Брак пошел Изабелле только на пользу. Если в девичестве она восхищала всех своей воздушной стройностью, то, выйдя замуж, набрала добрых десять фунтов, однако раздалась при этом только в нужных местах, сделавшись еще более неотразимой и соблазнительной. И сейчас, глядя на свою молодую жену, Умберто испытывал приятное чувство собственника: точно так же можно гордиться красивым особняком или конюшней с породистыми лошадьми. Супруг искренне считал Изабеллу красивейшей женщиной в колонии, подходящей женой не только для родовитого испанского гранда, но даже для самого короля.

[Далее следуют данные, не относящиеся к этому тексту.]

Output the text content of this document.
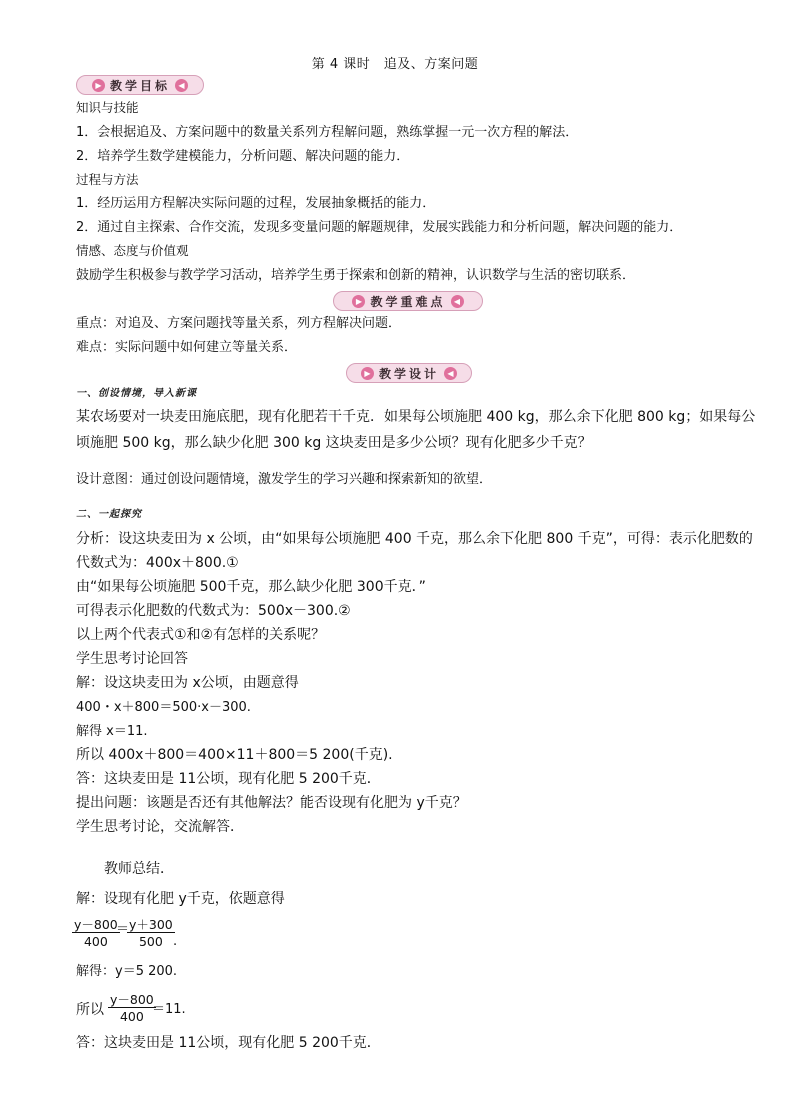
第 4 课时　追及、方案问题
▶ 教学目标	◀
知识与技能
1．会根据追及、方案问题中的数量关系列方程解问题，熟练掌握一元一次方程的解法．
2．培养学生数学建模能力，分析问题、解决问题的能力．
过程与方法
1．经历运用方程解决实际问题的过程，发展抽象概括的能力．
2．通过自主探索、合作交流，发现多变量问题的解题规律，发展实践能力和分析问题，解决问题的能力．
情感、态度与价值观
鼓励学生积极参与教学学习活动，培养学生勇于探索和创新的精神，认识数学与生活的密切联系．
▶ 教学重难点	◀
重点：对追及、方案问题找等量关系，列方程解决问题．
难点：实际问题中如何建立等量关系．
▶ 教学设计	◀
一、创设情境，导入新课
某农场要对一块麦田施底肥，现有化肥若干千克．如果每公顷施肥 400 kg，那么余下化肥 800 kg；如果每公
顷施肥 500 kg，那么缺少化肥 300 kg 这块麦田是多少公顷？现有化肥多少千克？
设计意图：通过创设问题情境，激发学生的学习兴趣和探索新知的欲望．
二、一起探究
分析：设这块麦田为 x 公顷，由“如果每公顷施肥 400 千克，那么余下化肥 800 千克”，可得：表示化肥数的
代数式为：400x＋800.①
由“如果每公顷施肥 500千克，那么缺少化肥 300千克．”
可得表示化肥数的代数式为：500x－300.②
以上两个代表式①和②有怎样的关系呢？
学生思考讨论回答
解：设这块麦田为 x公顷，由题意得
400・x＋800＝500·x－300.
解得 x＝11.
所以 400x＋800＝400×11＋800＝5 200(千克).
答：这块麦田是 11公顷，现有化肥 5 200千克．
提出问题：该题是否还有其他解法？能否设现有化肥为 y千克？
学生思考讨论，交流解答．
教师总结．
解：设现有化肥 y千克，依题意得
$\frac{y-800}{400}$
＝
$\frac{y+300}{500}$
.
解得：y＝5 200.
所以 $\frac{y-800}{400}$
＝11.
答：这块麦田是 11公顷，现有化肥 5 200千克．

Умберто происходил из знатной семьи, впавшей, однако, еще до его рождения в немилость при дворе, а потому юношей был вынужден отправиться в колонии, чтобы восполнить пошатнувшееся фамильное состояние и добыть средства, позволяющие вернуть старинному аристократическому имени былой блеск. И добился своего весьма заурядным и распространенным способом: в двадцать два года женился на богатой вдове, которая была ровно вдвое его старше. Умберто не повезло: супруга благополучно прожила в новом браке четверть столетия, так что полновластным владельцем огромного капитала, нажитого ее первым мужем, гачупино, помогавшим вице-королю в спекуляциях и махинациях с зерном, маркиз стал только к сорока семи годам.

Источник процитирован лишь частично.